Renovator-in-Chief: Museum hosts talk on Kennedy’s White House project

Jan 14, 2021

Everyone loves a good makeover — especially if it involves an iconic building.

Nearly 60 residents and friends showed up to a virtual talk from the Mattapoisett Museum on Jan. 14 about Jacqueline Kennedy’s renovation of the White House during her tenure as First Lady.

The talk — hosted via Zoom — was led by Kennedy Library Docent Manager Katherine Gilliland and started off with a point of local interest from the library’s archives: a typed memo from JFK’s presidential campaign in July 1960 asking if the then-senator could attend a reception of 8-10,000 people at the Silver Gull in Mattapoisett.

Two attendees, the former inn’s current owners Michael Esposito and Cynthia Redel, took a particular interest.

“I own the building that used to be the Silver Gull,” Esposito said. “Can I get a copy of this?”

Later, when another guest asked if the event ever took place, Gilliland laughed. “I had that same question myself,” she said. “I was in suspense!”

Unfortunately, she said, she hasn’t found out anything more about it — but there are plenty more documents left to digitize.

“I’ll see if I can figure it out,” she promised. “I’ll go on a history hunt.”

During the talk Gilliland outlined previous work done on the White House and how the First Lady turned the historic home into a live-in museum with its own permanent collection.

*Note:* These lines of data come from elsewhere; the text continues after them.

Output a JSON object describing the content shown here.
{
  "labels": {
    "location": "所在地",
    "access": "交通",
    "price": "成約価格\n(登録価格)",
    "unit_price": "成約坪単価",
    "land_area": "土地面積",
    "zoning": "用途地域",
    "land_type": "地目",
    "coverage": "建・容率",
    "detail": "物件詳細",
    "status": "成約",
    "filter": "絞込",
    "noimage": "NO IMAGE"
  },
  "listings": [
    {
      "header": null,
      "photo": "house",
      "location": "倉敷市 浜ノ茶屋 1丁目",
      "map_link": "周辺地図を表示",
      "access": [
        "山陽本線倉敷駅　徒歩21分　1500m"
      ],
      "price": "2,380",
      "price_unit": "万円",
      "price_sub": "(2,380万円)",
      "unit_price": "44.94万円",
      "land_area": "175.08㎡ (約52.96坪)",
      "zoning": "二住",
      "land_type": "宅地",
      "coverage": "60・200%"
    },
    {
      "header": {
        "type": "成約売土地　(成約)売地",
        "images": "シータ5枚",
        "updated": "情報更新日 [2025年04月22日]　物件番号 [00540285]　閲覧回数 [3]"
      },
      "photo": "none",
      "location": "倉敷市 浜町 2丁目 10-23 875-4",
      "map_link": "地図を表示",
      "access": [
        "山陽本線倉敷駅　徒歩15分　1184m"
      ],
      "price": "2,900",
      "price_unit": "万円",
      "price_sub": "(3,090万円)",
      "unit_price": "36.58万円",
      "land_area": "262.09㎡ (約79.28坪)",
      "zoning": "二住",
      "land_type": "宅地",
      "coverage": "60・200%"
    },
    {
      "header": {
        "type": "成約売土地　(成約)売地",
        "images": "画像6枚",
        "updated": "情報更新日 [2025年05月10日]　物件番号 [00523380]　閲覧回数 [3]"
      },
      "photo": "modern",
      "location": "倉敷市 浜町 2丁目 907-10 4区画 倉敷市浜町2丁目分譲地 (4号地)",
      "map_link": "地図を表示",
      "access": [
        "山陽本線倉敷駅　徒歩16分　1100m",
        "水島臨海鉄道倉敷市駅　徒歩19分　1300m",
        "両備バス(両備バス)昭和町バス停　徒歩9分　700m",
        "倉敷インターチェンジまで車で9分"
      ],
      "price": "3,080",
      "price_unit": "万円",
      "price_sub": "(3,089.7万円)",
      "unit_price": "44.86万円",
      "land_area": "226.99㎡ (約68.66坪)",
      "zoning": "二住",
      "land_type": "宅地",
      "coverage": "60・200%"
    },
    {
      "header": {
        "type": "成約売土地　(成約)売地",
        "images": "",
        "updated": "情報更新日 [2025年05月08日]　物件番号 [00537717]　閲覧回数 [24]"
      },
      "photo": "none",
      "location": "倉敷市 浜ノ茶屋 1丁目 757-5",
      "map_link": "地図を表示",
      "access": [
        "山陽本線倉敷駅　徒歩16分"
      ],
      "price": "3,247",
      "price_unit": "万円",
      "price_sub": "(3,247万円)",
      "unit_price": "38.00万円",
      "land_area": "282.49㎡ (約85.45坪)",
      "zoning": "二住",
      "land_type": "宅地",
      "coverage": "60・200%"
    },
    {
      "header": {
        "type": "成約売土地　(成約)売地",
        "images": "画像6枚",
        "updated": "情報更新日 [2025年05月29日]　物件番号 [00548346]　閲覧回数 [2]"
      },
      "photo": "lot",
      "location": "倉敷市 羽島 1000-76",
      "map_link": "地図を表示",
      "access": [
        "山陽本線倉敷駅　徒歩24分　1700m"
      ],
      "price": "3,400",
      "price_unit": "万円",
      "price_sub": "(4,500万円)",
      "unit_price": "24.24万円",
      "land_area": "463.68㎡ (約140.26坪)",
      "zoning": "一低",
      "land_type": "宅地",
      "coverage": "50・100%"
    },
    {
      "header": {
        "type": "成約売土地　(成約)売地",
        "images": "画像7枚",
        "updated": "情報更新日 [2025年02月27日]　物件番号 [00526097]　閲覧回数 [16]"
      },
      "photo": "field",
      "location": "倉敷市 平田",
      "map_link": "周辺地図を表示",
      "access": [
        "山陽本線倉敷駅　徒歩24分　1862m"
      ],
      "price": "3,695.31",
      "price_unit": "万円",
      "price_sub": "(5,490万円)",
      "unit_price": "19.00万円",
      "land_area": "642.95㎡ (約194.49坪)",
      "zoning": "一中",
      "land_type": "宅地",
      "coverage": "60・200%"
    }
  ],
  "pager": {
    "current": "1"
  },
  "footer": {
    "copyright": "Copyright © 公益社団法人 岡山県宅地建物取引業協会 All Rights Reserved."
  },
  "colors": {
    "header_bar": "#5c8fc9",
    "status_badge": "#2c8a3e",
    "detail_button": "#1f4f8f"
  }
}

Historical anecdotes abounded.

When describing why President Truman needed to gut the interior and put in steel beams in 1949, she illustrated just how dangerous the building had become.

“Some said it was only staying up out of force of habit,” she said. “Margaret Truman, President Truman’s daughter, was playing the piano when the leg of her stool went through the floor — that’s how structurally unsound the building was.”

Truman later decided to move his family to a house across the street for most of his presidency.

She also described how “disappointed” Kennedy was in the house on a childhood visit, without even a souvenir booklet to buy.

“She thought that the tour of the FBI building in D.C. was the highlight of her trip, not the house,” Gilliland noted. 

So after Kennedy became the First Lady, said Gilliland, her first goal was to restore the house to its former glory — a project she described as a “question of scholarship.” 

Almost immediately, she began seeking funding and looking for historical objects worthy of the house, striking a delicate balance between aesthetics and historical accuracy.

She sought American-made items that belonged to former presidents or were of the right era.

Eventually, she and her team gathered so many items — including unsolicited donations from all over the country — the curator’s office looked “not unlike antiques roadshow,” according to Gilliland.

“Chairs, old washstands, rugs, quilts, a spittoon that supposedly belonged to Andrew Jackson — and it turned out it did — three basement storerooms were [set aside] to process all the items,” she noted. “Over 95% of all donated items had to be returned.”

But the results impressed the nation. 

Gilliland showed clips from a video tour given in 1962 by the lady herself as well as “before” and “after” photos of iconic spaces like the Red Room and the Green Room, describing how Kennedy was able to brighten them up and create separate styles for each.

The new Red Room, for example, contained American-style Empire furniture.

The style was brought to this country from France by Napoleon Bonaparte’s brother Joseph, a New Jersey resident and former King of Naples and Spain.

Following the project’s success, Kennedy went on to other great preservation projects, helping save D.C.’s historic Lafayette Square and Grand Central Station in New York from being torn down.

“That was fascinating,” said Mattapoisett Museum President Kyle DeCicco-Carey after the lecture, as the chat filled up with questions and messages of thanks from those watching.

Museum director Dr. Jeffrey Miller noted how challenging it must be to curate a home and workspace. 

“They're trying to curate these rooms that people are using for receptions all the time, and leaving glasses around, and everything,” he said. “That’s crazy. I don’t know how they do it!”